We have changed the model of desire.

Before we spent money on what we ate and paid for because it was healthy.

Now we pay to make it ... nice?

We pay much less for food now than we did a decade ago.

There are so many cheap foods that good ones seem expensive.

It is not.

It is the real price so that it is well cared for.

Do looks and money define our society?

Society is shallow and money is horrible.

Has it never been lacking?

No. I don't know how to use it.

I have a house and a garden, what I have left over I give to my friends who need it.

He will have many friends.

Some come to live here.

He also coined the term "garden of resistance."

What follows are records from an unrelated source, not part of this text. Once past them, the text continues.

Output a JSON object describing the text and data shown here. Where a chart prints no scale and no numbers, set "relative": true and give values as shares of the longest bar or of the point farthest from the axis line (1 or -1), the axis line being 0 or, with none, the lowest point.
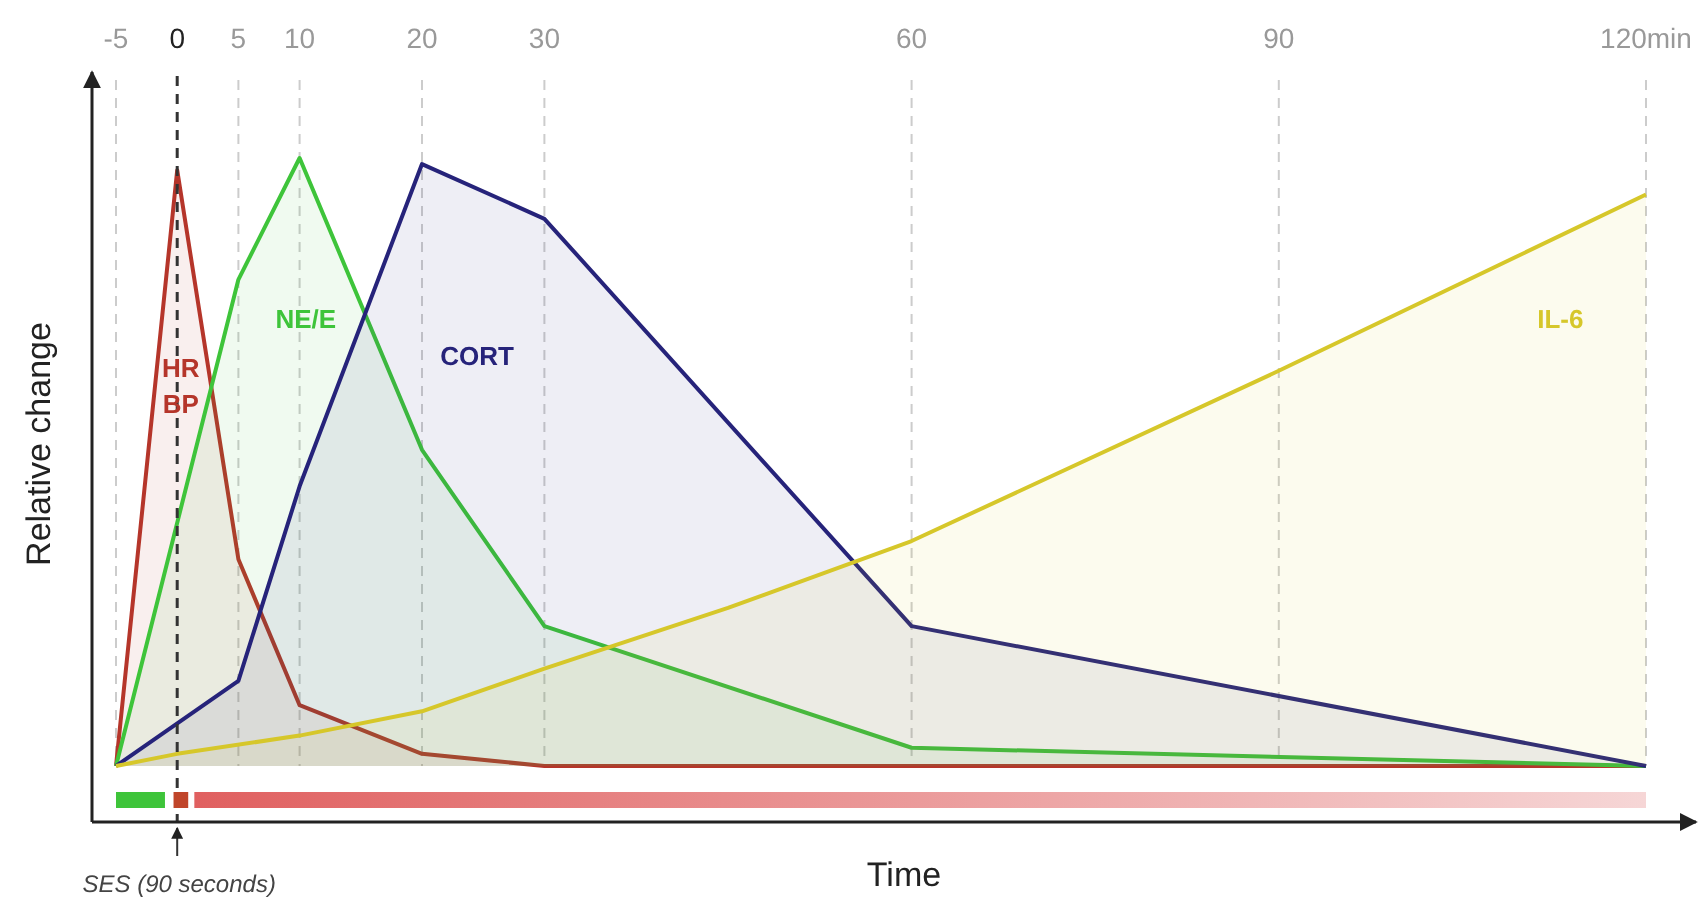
{
  "chart_data": {
    "type": "area",
    "relative": true,
    "xlabel": "Time",
    "ylabel": "Relative change",
    "xlim": [
      -5,
      120
    ],
    "xticks": [
      -5,
      0,
      5,
      10,
      20,
      30,
      60,
      90,
      {
        "value": 120,
        "label": "120min"
      }
    ],
    "grid": "x",
    "line_style": "solid",
    "marker": "none",
    "ref_lines": [
      {
        "axis": "x",
        "value": 0,
        "color": "#333333",
        "line_style": "dashed"
      }
    ],
    "annotations": [
      {
        "text": "SES (90 seconds)",
        "x": 0
      }
    ],
    "series": [
      {
        "name": "HR BP",
        "color": "#b5352a",
        "x": [
          -5,
          0,
          5,
          10,
          20,
          30,
          60,
          90,
          120
        ],
        "values": [
          0,
          0.98,
          0.34,
          0.1,
          0.02,
          0,
          0,
          0,
          0
        ]
      },
      {
        "name": "NE/E",
        "color": "#3ec43a",
        "x": [
          -5,
          5,
          10,
          20,
          30,
          60,
          120
        ],
        "values": [
          0,
          0.8,
          1,
          0.52,
          0.23,
          0.03,
          0
        ]
      },
      {
        "name": "CORT",
        "color": "#26237a",
        "x": [
          -5,
          5,
          10,
          20,
          30,
          60,
          120
        ],
        "values": [
          0,
          0.14,
          0.46,
          0.99,
          0.9,
          0.23,
          0
        ]
      },
      {
        "name": "IL-6",
        "color": "#d6c72a",
        "x": [
          -5,
          0,
          10,
          20,
          30,
          45,
          60,
          90,
          120
        ],
        "values": [
          0,
          0.02,
          0.05,
          0.09,
          0.16,
          0.26,
          0.37,
          0.65,
          0.94
        ]
      }
    ]
  }
}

I show the students a lot and ask them to describe what we could do taking into account the immovable: the nature of the terrain, the climate, the neighbors… I ask them to make a list of the living things that could live there without help.

If you do that, maintenance is not an expense.

Not even the use of water shoots up.

It is, therefore, a sustainable garden.

Can a garden be political?

You can teach another way of dealing with nature.

You can defend a neighborhood space ...

In 2007 he left the French State commissions.

We knew who Sarkozy was.

We knew his capitalist and ultra-liberal way of thinking from his work at the Ministry of Finance.

We wondered if making gardens for someone with those ideals was not making up their actions.

What does the garden of resistance seek to resist?

Everything.

The gardener uses what he thinks will last.

Even forbidden plants like nettles.

Nettle puree is a perfect insecticide.

It can be made at home to fight insects and predators by reinforcing the strength of the plant itself.

Why is it prohibited?

Because it is free.

The argument is that it is dangerous.

The dangerous thing is the pesticides.

So when I did my resistance garden, I decided to disobey and puree nettles as a natural insecticide.

What else is forbidden and would serve the world?

Lots of things: there is an archaic way to grow corn by mixing it with beans and plants from the zucchini family.

They are planted in a zigzag.

All three crops help each other and do not need pesticides.

How did you find out?

In Mexico, Nicaragua and Guatemala.

He had seen it in a film by French director Marie-Monique Robin.

Gardeners know: nothing remains, everything changes.

Why is it so hard for us to accept it?

Everything would make more sense if we understood that the only constant in life is change.

That is the teaching of nature: the fixed vision of permanence is contrary to life.

I don't know how you can defend something like that.

In nature it does not exist.

But obtaining autonomy of spirit is difficult.

There are many people who obey the law of money and do not look for other possibilities.

But there are.

How did you find out that you liked to write?

I was shy.

I didn't speak to anyone, but I wrote a poem.

Did you read it to your mother?

Yes!

And he likes me.

Then I kept writing and when I became a teacher I needed to organize my ideas.

He has even written a dystopian novel.

Above the clouds that contain poisons that humans have used, they evaporate and fall on us.

How did you come up with it?

The first time they tried to get a harmful product to the clouds was during World War II to make it rain more.

This is what Lamarck did, who is the true inventor of the theory of evolution.

Not Darwin?

Jean-Baptiste Lamarck wrote 50 years earlier.

And he spoke of transformism: during the life of a human, animal or plant being, if there is a crisis or a struggle, he transforms and passes that message, in the form of genetic transformation, to his children.

Few people know this because Darwinism is perfect for the economic model.

He who is a stronger conqueror than the others, passes.

The one that does not ..., we are left without knowing what happens to him.

Nature is a great unknown.

We thought we were destroying her, but she is going to destroy us.

The moment we get to know it, we immediately protect it.

The most important thing today is that young people learn what nature is so that they know where we really live, not in a virtual world.